Thursday, August 23, 2018
I woke up yesterday and must have had some sort of empowering dream, as I had an incredible urge to make my bed. This may sound silly so let me explain. I RARELY make my bed. I’ve heard many times that making your bed each morning helps you get a good start to your day. Add in some breakfast and it’s like you’re a superhero ready to tackle the world! I’m pretty good at eating cereal every monrjng, but the making of the bed is a big fail. This must be why I’m not a superhero lol
With this urge then came forth the thought to challenge myself in small to large ways. Making my bed is not physically difficult, (although I do have a king size bed so it takes a few rips around to tuck ‘er in good), but nonetheless easily accomplished. So how can I use this idea to help myself moving forward. This recovery has shown me many speed bumps in what I can and cannot do and it’s become very frustrating.

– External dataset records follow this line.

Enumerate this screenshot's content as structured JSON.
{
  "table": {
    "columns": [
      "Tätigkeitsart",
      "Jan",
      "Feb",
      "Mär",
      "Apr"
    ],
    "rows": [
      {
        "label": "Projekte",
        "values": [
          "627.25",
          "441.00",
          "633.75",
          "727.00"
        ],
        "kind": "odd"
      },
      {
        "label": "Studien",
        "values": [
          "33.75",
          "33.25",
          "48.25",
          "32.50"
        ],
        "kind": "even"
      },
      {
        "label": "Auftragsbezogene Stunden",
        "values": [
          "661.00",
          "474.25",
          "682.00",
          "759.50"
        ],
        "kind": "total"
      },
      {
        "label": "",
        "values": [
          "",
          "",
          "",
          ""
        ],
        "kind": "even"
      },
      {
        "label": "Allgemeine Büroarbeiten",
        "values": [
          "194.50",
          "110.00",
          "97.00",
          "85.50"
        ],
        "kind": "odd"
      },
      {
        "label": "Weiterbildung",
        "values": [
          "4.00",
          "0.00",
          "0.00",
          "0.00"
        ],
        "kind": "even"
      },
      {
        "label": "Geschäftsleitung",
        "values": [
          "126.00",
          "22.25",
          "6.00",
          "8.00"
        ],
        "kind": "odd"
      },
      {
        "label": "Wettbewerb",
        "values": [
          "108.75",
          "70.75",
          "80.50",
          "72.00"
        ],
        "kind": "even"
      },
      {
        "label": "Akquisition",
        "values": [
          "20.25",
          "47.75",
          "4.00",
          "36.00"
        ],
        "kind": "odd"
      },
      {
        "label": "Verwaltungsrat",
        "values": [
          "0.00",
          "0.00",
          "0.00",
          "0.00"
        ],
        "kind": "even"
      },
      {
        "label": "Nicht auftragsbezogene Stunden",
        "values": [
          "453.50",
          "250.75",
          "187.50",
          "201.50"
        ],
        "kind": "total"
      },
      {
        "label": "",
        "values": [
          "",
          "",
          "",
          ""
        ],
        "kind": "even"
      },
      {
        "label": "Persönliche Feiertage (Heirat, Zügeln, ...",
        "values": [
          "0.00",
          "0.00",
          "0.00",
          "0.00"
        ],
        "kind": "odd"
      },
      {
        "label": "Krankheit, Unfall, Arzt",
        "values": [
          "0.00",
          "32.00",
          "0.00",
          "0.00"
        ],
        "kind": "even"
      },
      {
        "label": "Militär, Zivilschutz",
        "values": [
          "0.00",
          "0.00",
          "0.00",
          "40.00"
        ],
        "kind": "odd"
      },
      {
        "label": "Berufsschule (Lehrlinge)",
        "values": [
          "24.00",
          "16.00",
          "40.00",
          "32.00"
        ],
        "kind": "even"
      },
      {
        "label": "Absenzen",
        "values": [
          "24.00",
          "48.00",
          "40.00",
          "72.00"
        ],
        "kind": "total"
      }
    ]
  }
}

I just celebrated my 43rd birthday and it also marked Winnie being 6 months old. In general Winnie is doing great, ask me about the 43 part and that’s a different story. I never imagined I’d be a 2 time cancer survivor living with an ostomy but it’s my vibe, my jam, my journey. I’m very accepting of it all and think that’s the only reason I’ve remained positive along the way. I attended a support group for Ostomates a couple months back and listened to others stories. I held back tears as one gent explained how he just can’t accept his fate and how he hates it. I just wanted to give him a hug. If we hated things about ourselves be it an ostomy pouch, our freckles, hair...whatever, how sad would we always be? Clearly his situation is more complicated than a bad hair cut, but dwelling can take you down such a slippery slope. As much as I, he, we hate situations or things it can always be worse and find myself telling me that every single day.
Had I just had the colostomy surgery I’d probably be doing a lot better by now, my biggest road block is the reconstruction from where my tumour was and these annoying hernias that are constantly in my way. The one hernia is so big and hard it makes it difficult to move be it walking or just rolling out of bed. The reconstruction has left me with uncomfortable sitting, bleeding and pain. I meet with my doctors in September and October to hear next steps. From what we spoke of last time I’ll need a surgery to fix the skin flap. What this surgery will be exactly is TBA, but I can’t wait to not hurt when I sit. I can’t wait to not bleed from too much friction in the area. If they fix the hernias at the same time I’m not sure, I just want my previous belly roll back. Like who says that! 😆
This summer I’ve been doing as much as I can physically, usually just chilling at the beach because that takes no effort and I have an amazing chair! I attended my friends wedding and even got in an inflatable kayak. That kayak was so comfy I could have slept in it! I guess I’ve been challenging myself longer than I realized now that I’m thinking about it, so does that mean I don’t have to sort the large pile of clothes on my floor? That’s a hard no, keep challenging Carly and hang up those clothes!